Freedman himself reminded some of those neighbors what sort of neighborhood they had moved into. When one resident called NoLibs “a neighborhood of row houses,” Freedman replied, “No, it isn’t. This was an industrial neighborhood.” The structure that Dwell will replace, he noted, was “a building,” not a row home. “They don’t want it to look like Gladwyne, a neighborhood of all single-family homes,” he said of the Planning Commission. “We do have a variety of housing here, not just single-family homes. That’s part of the plan,” said another member of the committee.

This tension between industrial past and residential present has surfaced before, and it came to the fore dramatically when Freedman asked for a show of hands from the 20 neighbors in attendance. “How many people right now, with the changes they made last month, are OK with this project?” he asked. Ten hands went up. “How many people are not OK with it and would like to see it reduced in size?” The other ten hands went up.
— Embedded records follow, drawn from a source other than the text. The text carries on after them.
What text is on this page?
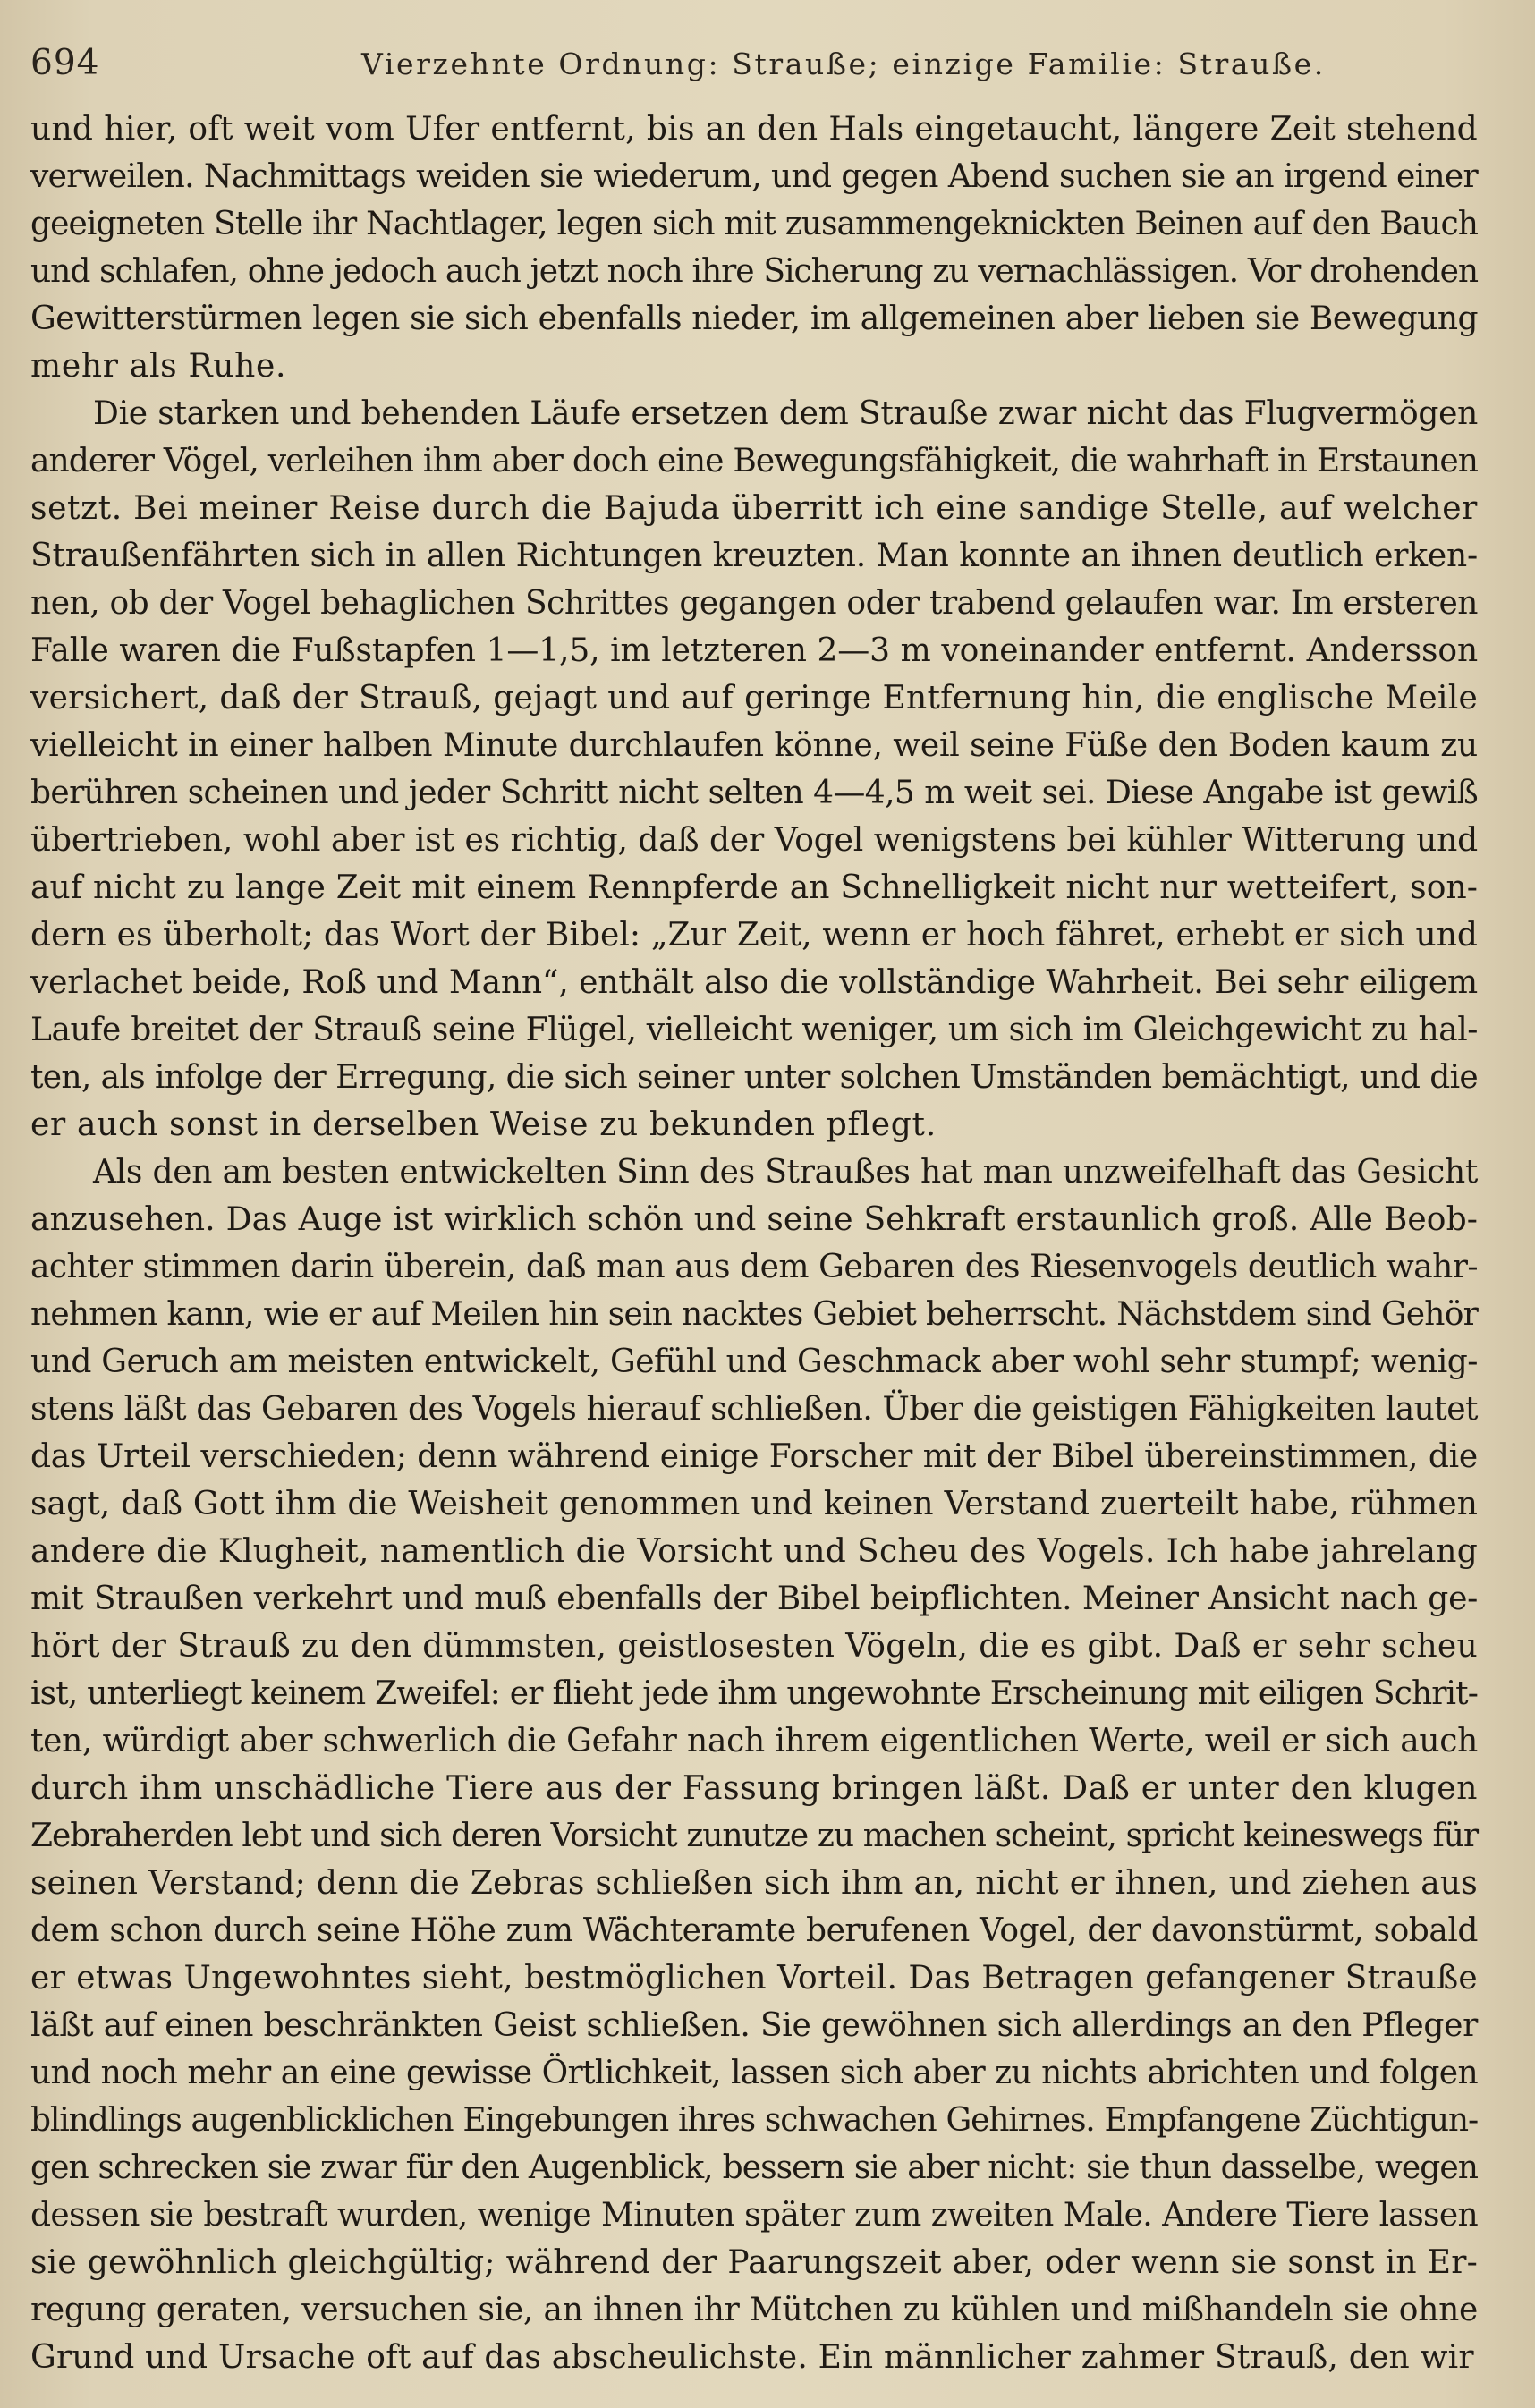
694	Vierzehnte Ordnung: Strauße; einzige Familie: Strauße.
und hier, oft weit vom Ufer entfernt, bis an den Hals eingetaucht, längere Zeit stehend
verweilen. Nachmittags weiden sie wiederum, und gegen Abend suchen sie an irgend einer
geeigneten Stelle ihr Nachtlager, legen sich mit zusammengeknickten Beinen auf den Bauch
und schlafen, ohne jedoch auch jetzt noch ihre Sicherung zu vernachlässigen. Vor drohenden
Gewitterstürmen legen sie sich ebenfalls nieder, im allgemeinen aber lieben sie Bewegung
mehr als Ruhe.
Die starken und behenden Läufe ersetzen dem Strauße zwar nicht das Flugvermögen
anderer Vögel, verleihen ihm aber doch eine Bewegungsfähigkeit, die wahrhaft in Erstaunen
setzt. Bei meiner Reise durch die Bajuda überritt ich eine sandige Stelle, auf welcher
Straußenfährten sich in allen Richtungen kreuzten. Man konnte an ihnen deutlich erken-
nen, ob der Vogel behaglichen Schrittes gegangen oder trabend gelaufen war. Im ersteren
Falle waren die Fußstapfen 1—1,5, im letzteren 2—3 m voneinander entfernt. Andersson
versichert, daß der Strauß, gejagt und auf geringe Entfernung hin, die englische Meile
vielleicht in einer halben Minute durchlaufen könne, weil seine Füße den Boden kaum zu
berühren scheinen und jeder Schritt nicht selten 4—4,5 m weit sei. Diese Angabe ist gewiß
übertrieben, wohl aber ist es richtig, daß der Vogel wenigstens bei kühler Witterung und
auf nicht zu lange Zeit mit einem Rennpferde an Schnelligkeit nicht nur wetteifert, son-
dern es überholt; das Wort der Bibel: „Zur Zeit, wenn er hoch fähret, erhebt er sich und
verlachet beide, Roß und Mann“, enthält also die vollständige Wahrheit. Bei sehr eiligem
Laufe breitet der Strauß seine Flügel, vielleicht weniger, um sich im Gleichgewicht zu hal-
ten, als infolge der Erregung, die sich seiner unter solchen Umständen bemächtigt, und die
er auch sonst in derselben Weise zu bekunden pflegt.
Als den am besten entwickelten Sinn des Straußes hat man unzweifelhaft das Gesicht
anzusehen. Das Auge ist wirklich schön und seine Sehkraft erstaunlich groß. Alle Beob-
achter stimmen darin überein, daß man aus dem Gebaren des Riesenvogels deutlich wahr-
nehmen kann, wie er auf Meilen hin sein nacktes Gebiet beherrscht. Nächstdem sind Gehör
und Geruch am meisten entwickelt, Gefühl und Geschmack aber wohl sehr stumpf; wenig-
stens läßt das Gebaren des Vogels hierauf schließen. Über die geistigen Fähigkeiten lautet
das Urteil verschieden; denn während einige Forscher mit der Bibel übereinstimmen, die
sagt, daß Gott ihm die Weisheit genommen und keinen Verstand zuerteilt habe, rühmen
andere die Klugheit, namentlich die Vorsicht und Scheu des Vogels. Ich habe jahrelang
mit Straußen verkehrt und muß ebenfalls der Bibel beipflichten. Meiner Ansicht nach ge-
hört der Strauß zu den dümmsten, geistlosesten Vögeln, die es gibt. Daß er sehr scheu
ist, unterliegt keinem Zweifel: er flieht jede ihm ungewohnte Erscheinung mit eiligen Schrit-
ten, würdigt aber schwerlich die Gefahr nach ihrem eigentlichen Werte, weil er sich auch
durch ihm unschädliche Tiere aus der Fassung bringen läßt. Daß er unter den klugen
Zebraherden lebt und sich deren Vorsicht zunutze zu machen scheint, spricht keineswegs für
seinen Verstand; denn die Zebras schließen sich ihm an, nicht er ihnen, und ziehen aus
dem schon durch seine Höhe zum Wächteramte berufenen Vogel, der davonstürmt, sobald
er etwas Ungewohntes sieht, bestmöglichen Vorteil. Das Betragen gefangener Strauße
läßt auf einen beschränkten Geist schließen. Sie gewöhnen sich allerdings an den Pfleger
und noch mehr an eine gewisse Örtlichkeit, lassen sich aber zu nichts abrichten und folgen
blindlings augenblicklichen Eingebungen ihres schwachen Gehirnes. Empfangene Züchtigun-
gen schrecken sie zwar für den Augenblick, bessern sie aber nicht: sie thun dasselbe, wegen
dessen sie bestraft wurden, wenige Minuten später zum zweiten Male. Andere Tiere lassen
sie gewöhnlich gleichgültig; während der Paarungszeit aber, oder wenn sie sonst in Er-
regung geraten, versuchen sie, an ihnen ihr Mütchen zu kühlen und mißhandeln sie ohne
Grund und Ursache oft auf das abscheulichste. Ein männlicher zahmer Strauß, den wir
As the neighbors continued to talk out the issue, a variety of reasons behind the objections came up. Some feared the project would turn into one big frat house – something Chandler himself had said the project would not become because of its target demographic and price point at the February presentation. Others objected to its height, and one recommended taking out the third floor to reduce it.  However, as Freedman and other residents noted, taller buildings than this one already stand in the neighborhood. “The Planning Commission would say, ‘This was zoned industrial, the height was allowed, you should have known that when you moved in,'” Freedman said.

But the NLNA Zoning Committee is famous for seeking consensus in drafting its responses to development proposals, and it strove mightily to incorporate the neighbors’ split opinion in the motion it adopted. That motion began: “The addition of brick to the facade and the Fourth Street and Galloway Street setbacks still do not help this massive apartment building fit into the community. Its height and number of units should be reduced.” It went on to recommend removing units along three frontages, including a small residential alley called Potts Street lined with low-rise houses, in order to reduce that height; ensuring that the street-level commercial or amenity space be open to the whole community, not just the residents; incorporating green features, including a green roof, into the design; reusing old materials in the lobby, and meeting with the Potts Street neighbors to discuss their concerns.

The end result of all these changes would be a building with 15 fewer units and one less story. The next move is the Klein Company’s.